Yargıtay Ceza Genel Kurulunun Dairemizce de benimsenen (örneğin; 14.10.2021 günlü, 2021/2-35 esas ve 2021/473 sayılı kararında olduğu gibi) içtihatları uyarınca, suçun temel şeklinin cezası beş yıldan fazla olmamasına rağmen sanığa tatbiki istenen daha ağır cezayı gerektiren nitelikli hâl dikkate alındığında şüpheli veya sanık beş yıldan fazla bir ceza ile cezalandırılma tehdidiyle karşı karşıya olup ta avukatı yoksa şüpheli veya sanığa (mahkemesince) zorunlu olarak müdafii görevlendirilmesi gerekir.

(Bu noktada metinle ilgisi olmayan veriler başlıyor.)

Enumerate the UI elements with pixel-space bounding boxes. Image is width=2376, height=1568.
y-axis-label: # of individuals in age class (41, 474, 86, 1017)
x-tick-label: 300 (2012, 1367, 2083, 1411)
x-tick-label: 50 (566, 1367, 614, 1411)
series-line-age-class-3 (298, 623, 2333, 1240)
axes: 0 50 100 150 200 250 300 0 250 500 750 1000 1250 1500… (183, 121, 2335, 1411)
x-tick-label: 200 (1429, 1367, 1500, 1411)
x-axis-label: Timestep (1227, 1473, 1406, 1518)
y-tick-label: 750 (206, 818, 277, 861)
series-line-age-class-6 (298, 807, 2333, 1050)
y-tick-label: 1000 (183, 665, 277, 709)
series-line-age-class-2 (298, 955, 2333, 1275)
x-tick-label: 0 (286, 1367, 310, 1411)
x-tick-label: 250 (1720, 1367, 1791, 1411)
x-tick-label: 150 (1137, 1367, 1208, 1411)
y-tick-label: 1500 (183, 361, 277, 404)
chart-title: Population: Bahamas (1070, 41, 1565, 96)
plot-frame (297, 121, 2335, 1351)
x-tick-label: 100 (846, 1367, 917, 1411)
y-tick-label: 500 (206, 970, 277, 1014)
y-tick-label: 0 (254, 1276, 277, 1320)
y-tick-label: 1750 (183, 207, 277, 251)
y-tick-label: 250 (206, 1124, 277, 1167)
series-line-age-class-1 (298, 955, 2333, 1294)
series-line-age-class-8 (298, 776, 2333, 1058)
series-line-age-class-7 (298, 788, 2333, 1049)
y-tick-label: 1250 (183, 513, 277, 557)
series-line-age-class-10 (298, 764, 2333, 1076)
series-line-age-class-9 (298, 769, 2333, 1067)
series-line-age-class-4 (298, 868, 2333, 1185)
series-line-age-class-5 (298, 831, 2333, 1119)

Aynı şekilde Dairemize göre; Daha ağır cezayı gerektiren nitelikli hâl olmamakla birlikte, 5237 sayılı TCK’nın 37/2, 38/2. maddelerinde düzenlenen iştirak hükümleri uyarınca faile verilecek cezada yapılacak artırım sonucunda veya somut olayda olduğu gibi TCK’nın 43/1. maddesinde düzenlenen zincirleme suç hükümlerinin uygulanması hâlinde şüpheli veya sanık beş yıldan fazla bir ceza ile cezalandırılma tehdidiyle karşı karşıya olup ta avukatı yoksa şüpheli veya sanığa (mahkemesince) zorunlu olarak müdafii görevlendirilmesi gerekir.
Açıklanan nedenlerle;
TCK'nın 142/2-h ve 43/1. maddelerinde öngörülen ve zincirleme biçimde işlenen nitelikli hırsızlık suçunun gerektirdiği cezanın alt sınırı dikkate alınarak, 5271 sayılı CMK’nın 150/3. ve 196/2. maddeleri uyarınca sanığa zorunlu müdafii atanması gerektiği gözetilmeden, yargılamaya devam edilerek aynı Kanunun 188/1. ve 289/1-e maddelerine aykırı davranılması suretiyle savunma hakkının kısıtlanması,
Bozmayı gerektirmiş, sanığın temyiz istemi bu bakımdan yerinde görülmüş olduğundan, diğer yönleri incelenmeksizin hükmün öncelikle bu nedenle CMK'nın 302/2. maddesi uyarınca tebliğnameye aykırı olarak BOZULMASINA, CMK’nın 304/2-a maddesi gereğince dosyanın gereğinin ifası için ... 8.Asliye Ceza Mahkemesine, karardan bir örneğin ise ... Bölge Adliye Mahkemesi 7. Ceza Dairesine gönderilmek üzere Yargıtay Cumhuriyet Başsavcılığına iadesine, 5271 sayılı CMK'nın 307/5. maddesi uyarınca yeniden verilecek hükmün önceki hükümle belirlenmiş olan cezadan daha ağır olamayacağının gözetilmesine, 27.10.2022 tarihinde oy birliğiyle karar verildi.